Game Over, une affiche créée par les designers suisses Cornel Windlin et Gilles Gavillet pour une exposition sur les jeux informatiques, affiche deux polices de caractères différentes créées à l'aide d'un logiciel de conception de jeux informatiques. Comme pour réinterpréter l'expérience de Crouwel sur la grille des années 1960, l'affiche contient le mot «OVER» sur le visage d'un dé divisé en quatre cellules. Chaque cellule contient une lettre du mot, formant ce qui ressemble à une grille. Windlin a réalisé le projet dans son intégralité sur l’ordinateur, sans même un croquis préliminaire dessiné à la main. L'ordinateur le servit non seulement dans un sens méthodologique, mais aussi comme source d'inspiration directe.
D'autres concepteurs utilisent des logiciels pour perfectionner des dessins à la main richement ornés du monde numérique. La Cooper-Hewitt a publié en 2006 un livret publié par la société de papier Fox River, orné de motifs noirs finement dessinés et complexes qui ressemblent à de la dentelle noire sur du papier blanc. Sa designer Marian Bantjes fait partie d'un groupe de designers de plus en plus intéressé par ce que l'auteur Steven Heller appelle «le nouveau type d'ornement». Dans ce cas, elle a dessiné à la main les motifs floraux, puis a utilisé l'ordinateur pour les tracer et les reproduire selon un motif modulaire. .

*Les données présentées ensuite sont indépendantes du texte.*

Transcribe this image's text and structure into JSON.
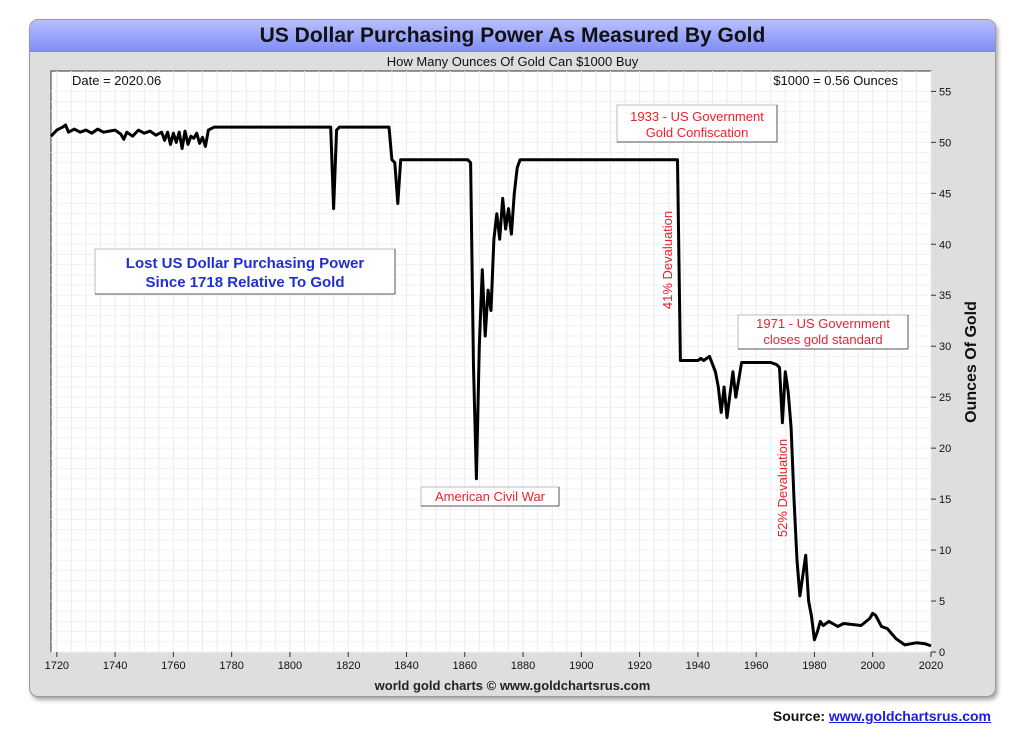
{
  "chart_data": {
    "type": "line",
    "title": "US Dollar Purchasing Power As Measured By Gold",
    "subtitle": "How Many Ounces Of Gold Can $1000 Buy",
    "ylabel": "Ounces Of Gold",
    "xlim": [
      1718,
      2020
    ],
    "ylim": [
      0,
      57
    ],
    "x_ticks": [
      1720,
      1740,
      1760,
      1780,
      1800,
      1820,
      1840,
      1860,
      1880,
      1900,
      1920,
      1940,
      1960,
      1980,
      2000,
      2020
    ],
    "y_ticks": [
      0,
      5,
      10,
      15,
      20,
      25,
      30,
      35,
      40,
      45,
      50,
      55
    ],
    "grid": true,
    "series": [
      {
        "x": [
          1718,
          1720,
          1722,
          1723,
          1724,
          1726,
          1728,
          1730,
          1732,
          1734,
          1736,
          1738,
          1740,
          1742,
          1743,
          1744,
          1746,
          1748,
          1750,
          1752,
          1754,
          1756,
          1757,
          1758,
          1759,
          1760,
          1761,
          1762,
          1763,
          1764,
          1765,
          1766,
          1767,
          1768,
          1769,
          1770,
          1771,
          1772,
          1774,
          1776,
          1780,
          1790,
          1800,
          1810,
          1814,
          1815,
          1816,
          1817,
          1820,
          1830,
          1834,
          1835,
          1836,
          1837,
          1838,
          1840,
          1850,
          1861,
          1862,
          1863,
          1864,
          1865,
          1866,
          1867,
          1868,
          1869,
          1870,
          1871,
          1872,
          1873,
          1874,
          1875,
          1876,
          1877,
          1878,
          1879,
          1890,
          1900,
          1910,
          1920,
          1930,
          1932,
          1933,
          1934,
          1938,
          1940,
          1941,
          1942,
          1944,
          1946,
          1947,
          1948,
          1949,
          1950,
          1952,
          1953,
          1955,
          1960,
          1965,
          1967,
          1968,
          1969,
          1970,
          1971,
          1972,
          1973,
          1974,
          1975,
          1976,
          1977,
          1978,
          1979,
          1980,
          1981,
          1982,
          1983,
          1985,
          1988,
          1990,
          1993,
          1996,
          1999,
          2000,
          2001,
          2003,
          2005,
          2008,
          2011,
          2013,
          2015,
          2018,
          2020
        ],
        "y": [
          50.6,
          51.2,
          51.5,
          51.7,
          51.0,
          51.3,
          51.0,
          51.2,
          50.9,
          51.3,
          51.0,
          51.1,
          51.2,
          50.8,
          50.3,
          51.0,
          50.6,
          51.2,
          50.9,
          51.1,
          50.7,
          51.0,
          50.2,
          51.0,
          49.8,
          50.9,
          50.0,
          51.0,
          49.4,
          51.1,
          49.8,
          50.6,
          50.4,
          50.9,
          49.9,
          50.5,
          49.6,
          51.2,
          51.5,
          51.5,
          51.5,
          51.5,
          51.5,
          51.5,
          51.5,
          43.5,
          51.2,
          51.5,
          51.5,
          51.5,
          51.5,
          48.3,
          48.0,
          44.0,
          48.3,
          48.3,
          48.3,
          48.3,
          48.0,
          28.0,
          17.0,
          30.0,
          37.5,
          31.0,
          35.5,
          33.5,
          40.5,
          43.0,
          40.5,
          44.5,
          41.5,
          43.5,
          41.0,
          45.0,
          47.5,
          48.3,
          48.3,
          48.3,
          48.3,
          48.3,
          48.3,
          48.3,
          48.3,
          28.6,
          28.6,
          28.6,
          28.8,
          28.6,
          29.0,
          27.5,
          26.0,
          23.5,
          26.0,
          23.0,
          27.5,
          25.0,
          28.4,
          28.4,
          28.4,
          28.2,
          27.9,
          22.5,
          27.5,
          25.5,
          22.0,
          15.0,
          9.0,
          5.5,
          7.5,
          9.5,
          5.0,
          3.5,
          1.2,
          2.0,
          3.0,
          2.6,
          3.0,
          2.5,
          2.8,
          2.7,
          2.6,
          3.3,
          3.8,
          3.6,
          2.5,
          2.3,
          1.3,
          0.7,
          0.8,
          0.9,
          0.8,
          0.6
        ]
      }
    ],
    "annotations": [
      {
        "label": "Date = 2020.06"
      },
      {
        "label": "$1000 = 0.56 Ounces"
      },
      {
        "label": "Lost US Dollar Purchasing Power",
        "label2": "Since 1718 Relative To Gold"
      },
      {
        "label": "1933 - US Government",
        "label2": "Gold Confiscation"
      },
      {
        "label": "41% Devaluation"
      },
      {
        "label": "1971 - US Government",
        "label2": "closes gold standard"
      },
      {
        "label": "52% Devaluation"
      },
      {
        "label": "American Civil War"
      }
    ]
  },
  "footer": {
    "credit": "world gold charts © www.goldchartsrus.com",
    "source_label": "Source: ",
    "source_link": "www.goldchartsrus.com"
  },
  "colors": {
    "line": "#000000",
    "annotation_red": "#e8232a",
    "annotation_blue": "#2030d0",
    "title_bar": "#8c96f5"
  }
}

«Parfois, je pense que je peux prendre un raccourci et travailler directement sur l'ordinateur, et il y a peut-être une ou deux fois où cela a réussi pour quelque chose de très spécifique», dit Bantjes. «Mais d'habitude, je trouve que cela contrôle d'une manière ou d'une autre ma façon de penser, et je ne peux pas expliquer comment cela me concerne, mais je sais que cela me concerne. Cela me pousse à prendre des décisions étranges.
HorseProjectSpace présente: Ritual Tendencies (2007) , l’œuvre la plus récente de l’installation de Cooper-Hewitt, représente un groupe de concepteurs plus «orientés machine». L'affiche dissimule de manière significative les mots dans un dessin géométrique net qui ressemble à du cristal déchiqueté. Les mots se fondent dans ses échancrures, leur sens éclipsé par le dynamisme de l'affiche.
Davidson pense que peu importe ce qui se passe, «la typographie donne un sens. Les types de lettres que vous utilisez disent quelque chose sur ce que vous essayez de projeter. Ils peuvent représenter la hanteté, ils peuvent représenter l'autorité, ils peuvent véhiculer la fantaisie, ils peuvent transmettre le pouvoir ».
"Bien sûr", dit Davidson, "les premiers modernistes pensaient qu'ils étaient objectifs dans leur couplage du genre, de sorte que le résultat semblait neutre, mais en réalité ce n'était pas le cas. C'était une expression des modernistes. »La typographie numérique actuelle, dit-elle, est une réponse à l'erreur de conception objective. Selon elle, le mouvement - aidé en grande partie par le monde des possibilités offertes par la technologie numérique - célèbre le concepteur plutôt que de le restreindre.